独轮车叫得很洪亮记得父亲常说只有独轮车负着最大的重量前行时,它才能发出这样的声音。我在桥头出生,又在桥头长大,总是记得,不知什么原因,听到这种声音,我就兴奋。我知道,我与独轮车,有一种感情,说不清,道不明。但是,这种声音,就像是现在城里人力三轮车的喇叭,他是车的主人自行创造的,每当动起来的时候,它就会发出这样响声当然,这种声音,是随着它载物的重轻而决定大小的,但是,无论这种声音是强,还是弱,只有认真去听,或是用心去感受,才能感觉得到的。

“吱,吱……”

车被修好了,很高兴。我呆呆地看着父亲,我无法理解父亲怎么就成了一个孩子呢?我小时候,为了证明自己有劳力,我就用独轮车到路上去推石头。每一次,父亲都会说,我还小得很。那时,我推不了独轮车,证明我还小,现在呢?现在父亲在证明什么呢?
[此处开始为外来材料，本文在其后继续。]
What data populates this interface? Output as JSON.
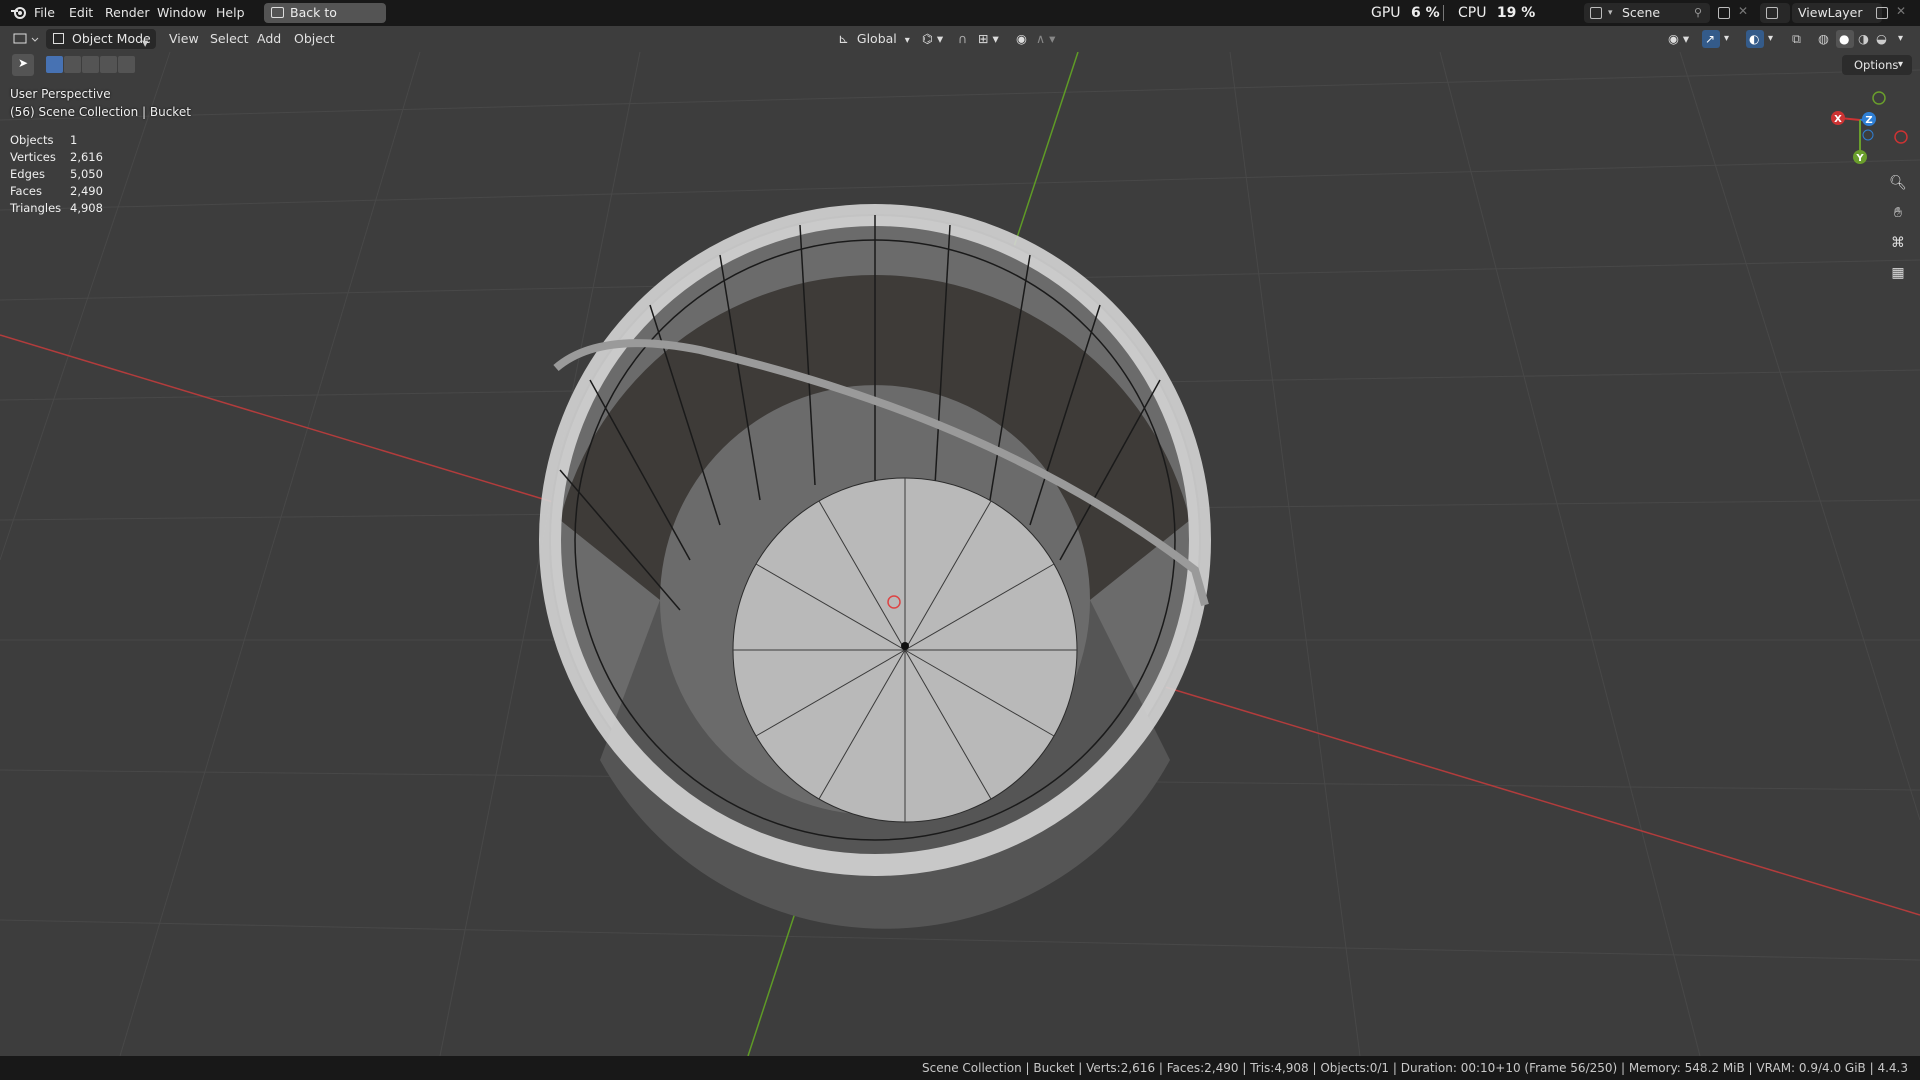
{
  "menu": {
    "items": [
      "File",
      "Edit",
      "Render",
      "Window",
      "Help"
    ],
    "back_button": "Back to Previous"
  },
  "perf": {
    "gpu_label": "GPU",
    "gpu_value": "6 %",
    "cpu_label": "CPU",
    "cpu_value": "19 %"
  },
  "scene_field": "Scene",
  "viewlayer_field": "ViewLayer",
  "viewport_header": {
    "mode": "Object Mode",
    "menus": [
      "View",
      "Select",
      "Add",
      "Object"
    ],
    "transform_orientation": "Global",
    "options": "Options"
  },
  "overlay": {
    "view_name": "User Perspective",
    "collection_info": "(56) Scene Collection | Bucket",
    "stats": [
      {
        "label": "Objects",
        "value": "1"
      },
      {
        "label": "Vertices",
        "value": "2,616"
      },
      {
        "label": "Edges",
        "value": "5,050"
      },
      {
        "label": "Faces",
        "value": "2,490"
      },
      {
        "label": "Triangles",
        "value": "4,908"
      }
    ]
  },
  "gizmo": {
    "x": "X",
    "y": "Y",
    "z": "Z"
  },
  "statusbar": "Scene Collection | Bucket | Verts:2,616 | Faces:2,490 | Tris:4,908 | Objects:0/1 | Duration: 00:10+10 (Frame 56/250) | Memory: 548.2 MiB | VRAM: 0.9/4.0 GiB | 4.4.3",
  "colors": {
    "x_axis": "#b23c3c",
    "y_axis": "#5f9b26",
    "z_axis": "#2f7fd4",
    "viewport_bg": "#3d3d3d"
  }
}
在桥头吃饭,我总是要陪父亲喝两盅。我不知道,父亲喝醉没有,回到小城,我就给桥头打电话,我请父亲接电话,母亲说,我父亲多已躺在了床上,还大声叹气。住在小城里,我没有听到父亲是如何叹气的,但是,在记忆里,父亲的叹气,与独轮车载物的声音相似。有一次,我睡在父亲的身旁,他就大声地叹气,我就说“爹!你怎么像独轮车一样地唱起了歌呢?”父亲哈哈大笑,他说:“儿啊,我今天太累了。”

多年以后,想起这件事,我才明白,每当父亲累了,他就要这样,至于独轮车的歌,是不是也像父一样累了。